2024年7月3日、20年ぶりに3種類の日本銀行券が発行されました。新しい一万円券(一万円札)に描かれているのは、「近代日本経済の父」と称される実業家、渋沢栄一の肖像画です。
渋沢栄一は1840年に武蔵国榛沢郡血洗島村(現在の埼玉県深谷市血洗島)の農家に生まれました。青年期に欧州で近代的な社会制度を知り、民間人として経済による近代的な国づくりを目指して、銀行を拠点に生涯に約500もの企業の設立に関わったといわれています。
その名は、NHK大河ドラマ『青天を衝け』で注目を浴び、新一万円札発行を機により身近になりました。そんな栄一翁とゆかりのある埼玉県深谷市の観光スポットを紹介します。
渋沢栄一記念館深谷駅から車で15分ほどの場所にある渋沢栄一記念館は、1995年11月11日(栄一翁の祥月命日)に開館された施設です。栄一の遺墨や写真など資料のほか、本人の肉声を聞くことができる展示があります。
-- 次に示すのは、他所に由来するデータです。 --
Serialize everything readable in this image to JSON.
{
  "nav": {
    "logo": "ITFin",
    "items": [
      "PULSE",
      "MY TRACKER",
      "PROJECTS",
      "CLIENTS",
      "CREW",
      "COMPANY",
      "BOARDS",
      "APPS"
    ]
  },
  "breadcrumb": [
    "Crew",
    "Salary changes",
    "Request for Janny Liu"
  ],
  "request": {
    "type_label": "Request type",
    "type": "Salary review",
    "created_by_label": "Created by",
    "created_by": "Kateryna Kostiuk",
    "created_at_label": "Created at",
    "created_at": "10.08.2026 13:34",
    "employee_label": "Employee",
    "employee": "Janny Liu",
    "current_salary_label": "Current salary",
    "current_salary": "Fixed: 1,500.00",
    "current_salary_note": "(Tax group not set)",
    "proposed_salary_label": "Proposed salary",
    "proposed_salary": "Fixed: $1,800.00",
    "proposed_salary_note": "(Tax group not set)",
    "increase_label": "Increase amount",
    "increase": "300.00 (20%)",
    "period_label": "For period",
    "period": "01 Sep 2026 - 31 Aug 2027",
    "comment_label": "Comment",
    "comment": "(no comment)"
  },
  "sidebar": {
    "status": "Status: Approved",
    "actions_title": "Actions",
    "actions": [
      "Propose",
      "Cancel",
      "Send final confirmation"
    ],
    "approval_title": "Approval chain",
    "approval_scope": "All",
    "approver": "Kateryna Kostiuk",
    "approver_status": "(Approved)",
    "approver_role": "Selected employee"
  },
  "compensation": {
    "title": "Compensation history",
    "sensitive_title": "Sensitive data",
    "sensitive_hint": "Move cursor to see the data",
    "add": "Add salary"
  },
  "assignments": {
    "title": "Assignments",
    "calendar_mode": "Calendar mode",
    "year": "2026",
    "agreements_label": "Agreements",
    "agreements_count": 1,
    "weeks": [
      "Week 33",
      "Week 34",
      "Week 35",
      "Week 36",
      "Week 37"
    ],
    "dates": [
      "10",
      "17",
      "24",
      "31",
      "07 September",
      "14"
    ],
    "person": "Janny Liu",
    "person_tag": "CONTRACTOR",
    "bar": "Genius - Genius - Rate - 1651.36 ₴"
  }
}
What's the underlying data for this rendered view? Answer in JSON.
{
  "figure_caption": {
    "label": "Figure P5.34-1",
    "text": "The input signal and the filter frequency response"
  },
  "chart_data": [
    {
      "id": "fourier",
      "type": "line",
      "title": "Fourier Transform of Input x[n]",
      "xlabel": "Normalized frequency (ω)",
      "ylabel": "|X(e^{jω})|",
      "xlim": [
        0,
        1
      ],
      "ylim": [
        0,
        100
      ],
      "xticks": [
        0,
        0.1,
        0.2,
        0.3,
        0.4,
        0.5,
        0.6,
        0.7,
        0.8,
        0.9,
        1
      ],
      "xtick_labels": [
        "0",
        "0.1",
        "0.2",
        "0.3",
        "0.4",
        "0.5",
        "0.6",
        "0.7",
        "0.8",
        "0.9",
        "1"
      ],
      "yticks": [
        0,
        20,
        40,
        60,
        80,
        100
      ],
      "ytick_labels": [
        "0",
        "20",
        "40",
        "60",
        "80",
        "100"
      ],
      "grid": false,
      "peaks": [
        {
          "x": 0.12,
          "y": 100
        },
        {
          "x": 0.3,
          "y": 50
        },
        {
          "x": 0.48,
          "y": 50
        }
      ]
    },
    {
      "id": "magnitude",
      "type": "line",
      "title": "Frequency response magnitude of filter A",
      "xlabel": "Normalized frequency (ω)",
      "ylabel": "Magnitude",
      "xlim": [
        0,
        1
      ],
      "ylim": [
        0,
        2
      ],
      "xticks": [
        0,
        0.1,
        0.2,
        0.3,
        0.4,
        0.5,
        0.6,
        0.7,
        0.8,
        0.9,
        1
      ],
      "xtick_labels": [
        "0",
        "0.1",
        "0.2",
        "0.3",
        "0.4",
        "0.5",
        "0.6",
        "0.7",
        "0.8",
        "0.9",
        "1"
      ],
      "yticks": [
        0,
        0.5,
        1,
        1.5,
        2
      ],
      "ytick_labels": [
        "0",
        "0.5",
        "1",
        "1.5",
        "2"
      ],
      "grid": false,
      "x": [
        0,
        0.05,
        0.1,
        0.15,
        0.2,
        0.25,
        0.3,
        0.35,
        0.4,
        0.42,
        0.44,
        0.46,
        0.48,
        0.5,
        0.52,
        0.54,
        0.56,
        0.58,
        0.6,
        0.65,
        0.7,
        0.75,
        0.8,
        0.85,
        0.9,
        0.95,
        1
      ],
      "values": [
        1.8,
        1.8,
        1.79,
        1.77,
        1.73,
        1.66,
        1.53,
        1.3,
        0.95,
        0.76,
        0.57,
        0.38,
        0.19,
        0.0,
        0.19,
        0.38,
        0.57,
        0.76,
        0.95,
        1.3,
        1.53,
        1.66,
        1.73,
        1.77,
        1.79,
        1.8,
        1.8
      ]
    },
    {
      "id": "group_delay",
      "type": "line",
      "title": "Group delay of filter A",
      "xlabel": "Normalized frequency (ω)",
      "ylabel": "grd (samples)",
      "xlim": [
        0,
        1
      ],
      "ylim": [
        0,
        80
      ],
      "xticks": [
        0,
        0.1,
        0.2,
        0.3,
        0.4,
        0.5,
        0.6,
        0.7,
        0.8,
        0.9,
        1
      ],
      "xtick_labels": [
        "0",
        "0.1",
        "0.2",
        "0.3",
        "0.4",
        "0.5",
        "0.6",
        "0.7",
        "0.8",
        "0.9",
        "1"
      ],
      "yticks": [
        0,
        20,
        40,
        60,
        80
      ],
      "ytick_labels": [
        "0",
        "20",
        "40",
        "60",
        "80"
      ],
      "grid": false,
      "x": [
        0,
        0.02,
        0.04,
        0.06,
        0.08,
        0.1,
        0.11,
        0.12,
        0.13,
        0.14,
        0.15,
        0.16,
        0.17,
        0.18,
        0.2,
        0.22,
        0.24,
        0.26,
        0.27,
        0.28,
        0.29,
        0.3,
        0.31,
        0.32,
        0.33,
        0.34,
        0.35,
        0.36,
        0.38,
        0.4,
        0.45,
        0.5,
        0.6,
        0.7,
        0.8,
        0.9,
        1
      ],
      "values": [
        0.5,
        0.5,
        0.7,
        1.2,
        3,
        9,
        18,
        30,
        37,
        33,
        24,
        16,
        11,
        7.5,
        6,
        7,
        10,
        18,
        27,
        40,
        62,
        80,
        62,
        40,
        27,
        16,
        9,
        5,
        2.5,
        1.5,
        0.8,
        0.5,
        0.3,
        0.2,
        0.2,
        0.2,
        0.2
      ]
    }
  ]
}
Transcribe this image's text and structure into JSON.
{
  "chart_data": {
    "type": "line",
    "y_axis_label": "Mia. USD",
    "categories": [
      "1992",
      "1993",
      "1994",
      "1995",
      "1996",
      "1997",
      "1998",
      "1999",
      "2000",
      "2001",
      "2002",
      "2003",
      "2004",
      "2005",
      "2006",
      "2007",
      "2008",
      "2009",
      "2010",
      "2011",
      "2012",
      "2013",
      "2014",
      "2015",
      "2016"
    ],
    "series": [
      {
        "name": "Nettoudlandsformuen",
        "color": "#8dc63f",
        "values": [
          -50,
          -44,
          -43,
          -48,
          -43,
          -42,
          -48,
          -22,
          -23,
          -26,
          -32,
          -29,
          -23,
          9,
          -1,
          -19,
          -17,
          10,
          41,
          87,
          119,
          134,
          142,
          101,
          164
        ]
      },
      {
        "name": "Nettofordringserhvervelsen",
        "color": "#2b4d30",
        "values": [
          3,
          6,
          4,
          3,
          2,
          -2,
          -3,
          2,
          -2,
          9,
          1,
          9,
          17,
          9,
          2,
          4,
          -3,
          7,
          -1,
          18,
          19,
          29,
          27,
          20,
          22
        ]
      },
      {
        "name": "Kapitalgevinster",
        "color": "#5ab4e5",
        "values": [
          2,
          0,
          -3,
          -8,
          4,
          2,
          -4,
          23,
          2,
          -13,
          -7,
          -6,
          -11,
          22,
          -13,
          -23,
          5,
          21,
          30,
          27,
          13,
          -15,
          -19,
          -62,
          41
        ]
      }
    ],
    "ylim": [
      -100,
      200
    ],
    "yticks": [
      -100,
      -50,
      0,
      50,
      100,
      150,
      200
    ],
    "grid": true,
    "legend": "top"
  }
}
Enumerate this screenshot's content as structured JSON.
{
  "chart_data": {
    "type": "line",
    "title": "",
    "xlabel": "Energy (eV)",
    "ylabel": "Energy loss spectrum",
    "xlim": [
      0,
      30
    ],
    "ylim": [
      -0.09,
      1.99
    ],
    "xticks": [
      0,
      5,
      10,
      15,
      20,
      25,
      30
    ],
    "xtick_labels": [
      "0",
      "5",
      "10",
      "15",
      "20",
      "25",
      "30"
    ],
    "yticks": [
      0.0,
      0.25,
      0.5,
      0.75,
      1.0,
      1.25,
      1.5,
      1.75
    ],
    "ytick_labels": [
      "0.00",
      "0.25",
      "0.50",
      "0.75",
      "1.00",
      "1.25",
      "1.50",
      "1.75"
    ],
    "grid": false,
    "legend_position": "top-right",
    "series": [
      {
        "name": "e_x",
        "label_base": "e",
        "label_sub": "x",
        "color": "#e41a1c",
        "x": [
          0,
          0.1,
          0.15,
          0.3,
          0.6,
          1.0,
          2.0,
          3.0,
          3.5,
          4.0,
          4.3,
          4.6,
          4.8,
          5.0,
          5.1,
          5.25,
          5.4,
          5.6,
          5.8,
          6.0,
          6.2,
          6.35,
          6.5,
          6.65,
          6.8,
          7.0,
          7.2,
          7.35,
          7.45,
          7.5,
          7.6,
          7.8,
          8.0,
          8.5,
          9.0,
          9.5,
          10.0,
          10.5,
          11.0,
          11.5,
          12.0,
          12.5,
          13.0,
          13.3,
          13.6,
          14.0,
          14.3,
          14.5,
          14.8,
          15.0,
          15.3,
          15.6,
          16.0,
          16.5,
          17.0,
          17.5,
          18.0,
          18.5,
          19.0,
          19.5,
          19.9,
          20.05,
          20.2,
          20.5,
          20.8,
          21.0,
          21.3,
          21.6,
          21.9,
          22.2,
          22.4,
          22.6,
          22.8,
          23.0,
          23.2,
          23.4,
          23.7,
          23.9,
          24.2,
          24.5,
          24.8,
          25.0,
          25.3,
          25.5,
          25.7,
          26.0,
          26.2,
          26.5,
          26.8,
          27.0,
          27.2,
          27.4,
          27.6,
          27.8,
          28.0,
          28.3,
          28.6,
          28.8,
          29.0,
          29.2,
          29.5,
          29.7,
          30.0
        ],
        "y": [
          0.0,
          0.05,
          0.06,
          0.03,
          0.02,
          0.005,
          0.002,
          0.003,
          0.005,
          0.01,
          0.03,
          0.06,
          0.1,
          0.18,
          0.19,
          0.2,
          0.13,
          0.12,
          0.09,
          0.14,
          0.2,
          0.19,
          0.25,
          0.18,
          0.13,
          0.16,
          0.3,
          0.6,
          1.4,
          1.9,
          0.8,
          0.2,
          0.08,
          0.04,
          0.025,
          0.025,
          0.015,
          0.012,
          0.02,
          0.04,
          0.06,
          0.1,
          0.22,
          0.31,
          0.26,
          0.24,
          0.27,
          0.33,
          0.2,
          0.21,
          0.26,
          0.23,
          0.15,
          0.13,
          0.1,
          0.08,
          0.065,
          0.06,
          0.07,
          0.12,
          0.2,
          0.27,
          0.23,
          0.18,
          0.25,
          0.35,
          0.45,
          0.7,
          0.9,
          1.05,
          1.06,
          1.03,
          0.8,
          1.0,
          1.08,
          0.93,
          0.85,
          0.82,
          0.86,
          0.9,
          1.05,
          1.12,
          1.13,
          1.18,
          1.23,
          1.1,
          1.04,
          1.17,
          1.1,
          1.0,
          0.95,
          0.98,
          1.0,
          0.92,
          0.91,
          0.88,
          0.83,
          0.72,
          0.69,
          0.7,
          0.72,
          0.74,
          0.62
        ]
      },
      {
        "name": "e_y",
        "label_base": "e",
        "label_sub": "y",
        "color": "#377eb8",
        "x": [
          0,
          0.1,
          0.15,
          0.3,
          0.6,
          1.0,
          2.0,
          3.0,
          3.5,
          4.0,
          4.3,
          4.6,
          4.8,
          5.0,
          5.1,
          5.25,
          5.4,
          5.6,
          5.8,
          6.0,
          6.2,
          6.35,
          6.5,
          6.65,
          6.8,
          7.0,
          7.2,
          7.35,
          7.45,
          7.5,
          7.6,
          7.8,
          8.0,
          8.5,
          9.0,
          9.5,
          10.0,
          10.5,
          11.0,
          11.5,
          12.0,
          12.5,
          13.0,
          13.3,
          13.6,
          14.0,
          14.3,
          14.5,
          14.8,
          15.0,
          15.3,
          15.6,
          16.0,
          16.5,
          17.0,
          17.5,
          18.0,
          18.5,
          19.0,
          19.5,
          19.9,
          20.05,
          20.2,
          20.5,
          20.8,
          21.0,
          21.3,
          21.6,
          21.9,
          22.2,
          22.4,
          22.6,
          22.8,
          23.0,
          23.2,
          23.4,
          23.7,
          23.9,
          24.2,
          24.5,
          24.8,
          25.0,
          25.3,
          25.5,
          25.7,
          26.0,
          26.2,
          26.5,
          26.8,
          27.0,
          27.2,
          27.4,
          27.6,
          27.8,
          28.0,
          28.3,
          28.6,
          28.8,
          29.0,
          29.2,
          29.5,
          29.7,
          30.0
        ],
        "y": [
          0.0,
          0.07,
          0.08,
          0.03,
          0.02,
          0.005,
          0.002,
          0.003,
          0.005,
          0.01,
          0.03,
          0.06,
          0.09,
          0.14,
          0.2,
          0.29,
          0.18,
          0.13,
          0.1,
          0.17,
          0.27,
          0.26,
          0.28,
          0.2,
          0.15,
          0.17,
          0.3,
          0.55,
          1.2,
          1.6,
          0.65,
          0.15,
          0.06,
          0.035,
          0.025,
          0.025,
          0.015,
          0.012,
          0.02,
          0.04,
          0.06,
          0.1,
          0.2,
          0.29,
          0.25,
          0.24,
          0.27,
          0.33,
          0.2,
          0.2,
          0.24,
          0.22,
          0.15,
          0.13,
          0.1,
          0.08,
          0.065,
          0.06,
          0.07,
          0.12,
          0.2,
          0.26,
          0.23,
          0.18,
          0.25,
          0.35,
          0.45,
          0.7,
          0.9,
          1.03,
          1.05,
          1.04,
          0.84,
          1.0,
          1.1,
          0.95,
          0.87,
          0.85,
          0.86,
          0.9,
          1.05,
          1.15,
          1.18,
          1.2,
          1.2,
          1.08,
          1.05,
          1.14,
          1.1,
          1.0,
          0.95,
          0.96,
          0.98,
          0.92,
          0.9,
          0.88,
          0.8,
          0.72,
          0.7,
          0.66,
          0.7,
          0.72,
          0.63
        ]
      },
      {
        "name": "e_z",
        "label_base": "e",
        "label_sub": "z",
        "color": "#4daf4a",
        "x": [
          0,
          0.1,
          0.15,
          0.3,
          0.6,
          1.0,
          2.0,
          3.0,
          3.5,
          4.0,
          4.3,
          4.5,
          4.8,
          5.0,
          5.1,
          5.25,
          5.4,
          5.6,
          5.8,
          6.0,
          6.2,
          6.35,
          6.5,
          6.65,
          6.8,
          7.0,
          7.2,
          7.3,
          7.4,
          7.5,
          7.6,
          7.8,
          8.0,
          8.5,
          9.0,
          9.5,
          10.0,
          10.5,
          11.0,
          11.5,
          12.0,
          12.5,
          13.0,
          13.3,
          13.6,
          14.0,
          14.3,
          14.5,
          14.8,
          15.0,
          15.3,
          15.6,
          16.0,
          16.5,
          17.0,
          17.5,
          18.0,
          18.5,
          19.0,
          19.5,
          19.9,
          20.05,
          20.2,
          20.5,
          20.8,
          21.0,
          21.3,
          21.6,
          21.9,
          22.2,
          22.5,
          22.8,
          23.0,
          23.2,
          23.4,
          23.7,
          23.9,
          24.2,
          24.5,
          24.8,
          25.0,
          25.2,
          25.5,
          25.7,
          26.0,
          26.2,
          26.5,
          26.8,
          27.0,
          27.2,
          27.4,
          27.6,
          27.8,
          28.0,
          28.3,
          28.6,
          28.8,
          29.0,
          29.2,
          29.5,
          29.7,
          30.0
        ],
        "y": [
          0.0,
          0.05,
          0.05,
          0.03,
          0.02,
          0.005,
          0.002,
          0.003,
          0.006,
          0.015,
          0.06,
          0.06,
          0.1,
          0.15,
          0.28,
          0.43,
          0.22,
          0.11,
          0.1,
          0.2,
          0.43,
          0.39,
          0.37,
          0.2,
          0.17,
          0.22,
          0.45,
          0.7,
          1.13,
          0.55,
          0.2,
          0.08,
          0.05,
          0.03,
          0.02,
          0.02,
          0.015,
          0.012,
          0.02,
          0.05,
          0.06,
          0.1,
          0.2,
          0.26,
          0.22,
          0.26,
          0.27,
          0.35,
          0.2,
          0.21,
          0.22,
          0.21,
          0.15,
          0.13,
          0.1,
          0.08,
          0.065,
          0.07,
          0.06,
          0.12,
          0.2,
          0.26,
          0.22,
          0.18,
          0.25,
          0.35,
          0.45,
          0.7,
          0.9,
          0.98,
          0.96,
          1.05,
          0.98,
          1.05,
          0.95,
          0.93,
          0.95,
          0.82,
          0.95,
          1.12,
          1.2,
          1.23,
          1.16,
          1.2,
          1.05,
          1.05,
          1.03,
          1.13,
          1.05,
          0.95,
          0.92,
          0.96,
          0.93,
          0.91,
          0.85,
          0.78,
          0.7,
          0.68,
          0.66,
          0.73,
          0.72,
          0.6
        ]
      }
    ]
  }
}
栄一の人物像を知るには、まずはここを訪れましょう。
2階の講義室では「渋沢栄一アンドロイド」による講義を聴くことができます。(要予約)
アンドロイドの動きは驚くほどリアルで、まるで目の前で栄一がしゃべっているような錯覚を覚えるほど。道徳経済合一説(「道徳と経済は本質的に一致する」という考え)について、わかりやすく話してくれました。渋沢栄一がどんな人か、何を成し遂げたのか、理解を深められる施設です。